I can look to any claim and see the status and other indicators, who is working on it? What questions still need an answer? Who is assigned to answer? The fact-checking process takes a long term, when you find a claim until publish an article. Check is useful to keep track during this long process and keep updated of what’s happening.
What we are looking for in the collaboration in Zimbabwe?

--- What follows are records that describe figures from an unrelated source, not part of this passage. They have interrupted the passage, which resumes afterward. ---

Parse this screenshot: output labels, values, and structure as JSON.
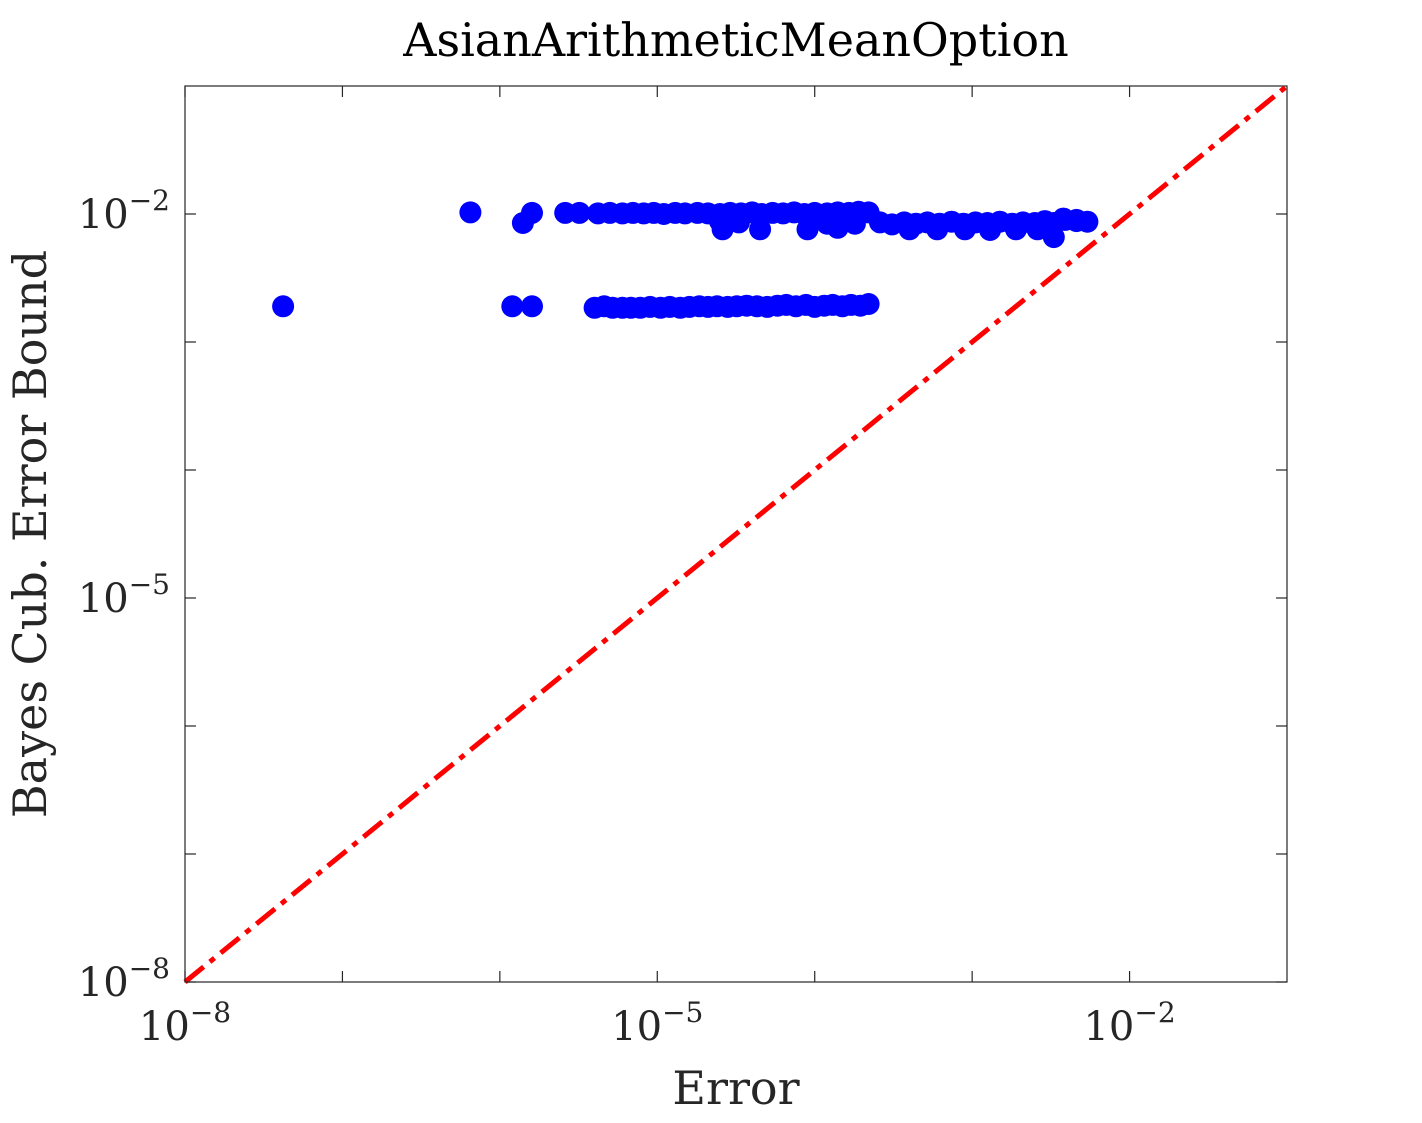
{
  "chart_data": {
    "type": "scatter",
    "title": "AsianArithmeticMeanOption",
    "xlabel": "Error",
    "ylabel": "Bayes Cub. Error Bound",
    "xscale": "log",
    "yscale": "log",
    "xlim": [
      1e-08,
      0.1
    ],
    "ylim": [
      1e-08,
      0.1
    ],
    "xticks": [
      {
        "value": 1e-08,
        "base": "10",
        "exp": "−8"
      },
      {
        "value": 1e-05,
        "base": "10",
        "exp": "−5"
      },
      {
        "value": 0.01,
        "base": "10",
        "exp": "−2"
      }
    ],
    "yticks": [
      {
        "value": 1e-08,
        "base": "10",
        "exp": "−8"
      },
      {
        "value": 1e-05,
        "base": "10",
        "exp": "−5"
      },
      {
        "value": 0.01,
        "base": "10",
        "exp": "−2"
      }
    ],
    "minor_ticks": [
      1e-07,
      1e-06,
      0.0001,
      0.001
    ],
    "grid": false,
    "legend": "none",
    "marker_color": "#0000ff",
    "reference_line": {
      "style": "dash-dot",
      "color": "#ff0000",
      "x": [
        1e-08,
        0.1
      ],
      "y": [
        1e-08,
        0.1
      ]
    },
    "series": [
      {
        "points": [
          [
            4.2e-08,
            0.0019
          ],
          [
            1.2e-06,
            0.0019
          ],
          [
            1.6e-06,
            0.0019
          ],
          [
            4e-06,
            0.00185
          ],
          [
            4.6e-06,
            0.0019
          ],
          [
            5.2e-06,
            0.00185
          ],
          [
            6e-06,
            0.00185
          ],
          [
            6.8e-06,
            0.00185
          ],
          [
            7.8e-06,
            0.00185
          ],
          [
            9e-06,
            0.00188
          ],
          [
            1.05e-05,
            0.00185
          ],
          [
            1.2e-05,
            0.00188
          ],
          [
            1.4e-05,
            0.00185
          ],
          [
            1.6e-05,
            0.00188
          ],
          [
            1.85e-05,
            0.0019
          ],
          [
            2.1e-05,
            0.00188
          ],
          [
            2.4e-05,
            0.0019
          ],
          [
            2.8e-05,
            0.00188
          ],
          [
            3.2e-05,
            0.0019
          ],
          [
            3.7e-05,
            0.00192
          ],
          [
            4.3e-05,
            0.0019
          ],
          [
            5e-05,
            0.00188
          ],
          [
            5.8e-05,
            0.00192
          ],
          [
            6.6e-05,
            0.00195
          ],
          [
            7.6e-05,
            0.0019
          ],
          [
            8.8e-05,
            0.00195
          ],
          [
            0.0001,
            0.00188
          ],
          [
            0.000115,
            0.00192
          ],
          [
            0.00013,
            0.00195
          ],
          [
            0.00015,
            0.0019
          ],
          [
            0.00017,
            0.00195
          ],
          [
            0.000195,
            0.00192
          ],
          [
            0.00022,
            0.00198
          ],
          [
            6.5e-07,
            0.0103
          ],
          [
            1.4e-06,
            0.0085
          ],
          [
            1.6e-06,
            0.0102
          ],
          [
            2.6e-06,
            0.0102
          ],
          [
            3.2e-06,
            0.0102
          ],
          [
            4.2e-06,
            0.0101
          ],
          [
            5e-06,
            0.0102
          ],
          [
            6e-06,
            0.0101
          ],
          [
            7e-06,
            0.0102
          ],
          [
            8.2e-06,
            0.0101
          ],
          [
            9.5e-06,
            0.0102
          ],
          [
            1.1e-05,
            0.01
          ],
          [
            1.3e-05,
            0.0102
          ],
          [
            1.5e-05,
            0.0101
          ],
          [
            1.8e-05,
            0.0102
          ],
          [
            2.1e-05,
            0.0101
          ],
          [
            2.5e-05,
            0.01
          ],
          [
            2.9e-05,
            0.0102
          ],
          [
            3.4e-05,
            0.0101
          ],
          [
            4e-05,
            0.0103
          ],
          [
            4.6e-05,
            0.01
          ],
          [
            5.4e-05,
            0.0102
          ],
          [
            6.3e-05,
            0.0101
          ],
          [
            7.4e-05,
            0.0103
          ],
          [
            8.6e-05,
            0.01
          ],
          [
            0.0001,
            0.0102
          ],
          [
            0.00012,
            0.0101
          ],
          [
            0.00014,
            0.0103
          ],
          [
            0.000165,
            0.0102
          ],
          [
            0.00019,
            0.0104
          ],
          [
            0.00022,
            0.0103
          ],
          [
            2.6e-05,
            0.0076
          ],
          [
            4.5e-05,
            0.0076
          ],
          [
            9e-05,
            0.0076
          ],
          [
            0.00014,
            0.0078
          ],
          [
            2.5e-05,
            0.0088
          ],
          [
            3.3e-05,
            0.0086
          ],
          [
            0.00012,
            0.0084
          ],
          [
            0.00018,
            0.0084
          ],
          [
            0.00026,
            0.0086
          ],
          [
            0.00031,
            0.0083
          ],
          [
            0.00037,
            0.0086
          ],
          [
            0.00044,
            0.0084
          ],
          [
            0.00052,
            0.0086
          ],
          [
            0.00062,
            0.0084
          ],
          [
            0.00074,
            0.0087
          ],
          [
            0.00088,
            0.0084
          ],
          [
            0.00105,
            0.0086
          ],
          [
            0.00125,
            0.0085
          ],
          [
            0.0015,
            0.0087
          ],
          [
            0.0018,
            0.0084
          ],
          [
            0.0021,
            0.0086
          ],
          [
            0.0025,
            0.0085
          ],
          [
            0.0029,
            0.0088
          ],
          [
            0.0033,
            0.0085
          ],
          [
            0.0039,
            0.009
          ],
          [
            0.0046,
            0.0088
          ],
          [
            0.0004,
            0.0076
          ],
          [
            0.0006,
            0.0076
          ],
          [
            0.0009,
            0.0076
          ],
          [
            0.0013,
            0.0075
          ],
          [
            0.0019,
            0.0076
          ],
          [
            0.0026,
            0.0076
          ],
          [
            0.0033,
            0.0066
          ],
          [
            0.0038,
            0.0092
          ],
          [
            0.0046,
            0.009
          ],
          [
            0.0054,
            0.0087
          ]
        ]
      }
    ]
  }
}
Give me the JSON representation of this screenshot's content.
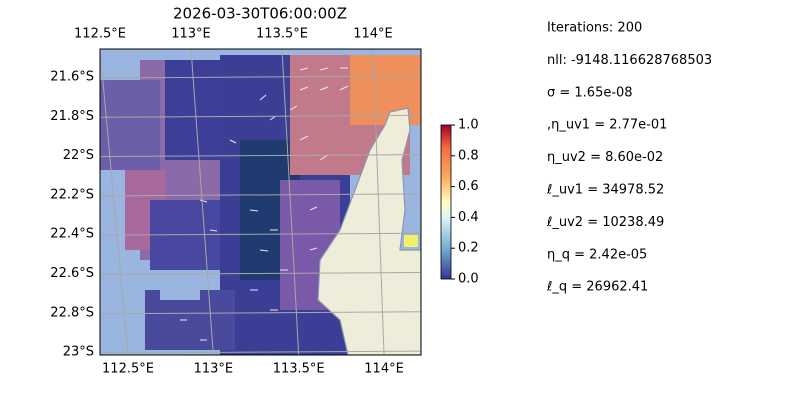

Basically what we are trying to do in Zimbabwe, is to replicate the successful workflows we used during the Kenyan Elections. We are bringing journalists and civil society together to do verification and fact-checking during the elections itself. So we are sharing the tools that we used, and the methods of verification that we applied. The main project itself is a part of larger project that Code for Africa is doing with Jigsaw in terms of giving Zimbabwe’s civil society and media tools to help them protect their election like Project Shield. We want to share the lessons we learned trying to fach-check the Kenyan elections and also giving them a way to carry this exercise themselves. So we talked with CITE (Centre For Innovation & Technology) to identify the main challenges they are facing and to co-develop workflows and processes that will help address those challenges. And we also identified another organization, Zim Fact, which has been working with Africa Check, and we expect they will be collaborating on this project.
It’s quiet a significant time in Zimbabwe, as it will be the first elections since Mugabe was removed from power, and civil society has the opportunity to help address the quality of the information on which Zimbabweans are grounding their electoral decisions. We hope we can contribute to the larger project of local civil society’s efforts to establish a culture of fact-checking in the post-Mugabe Zimbabwe.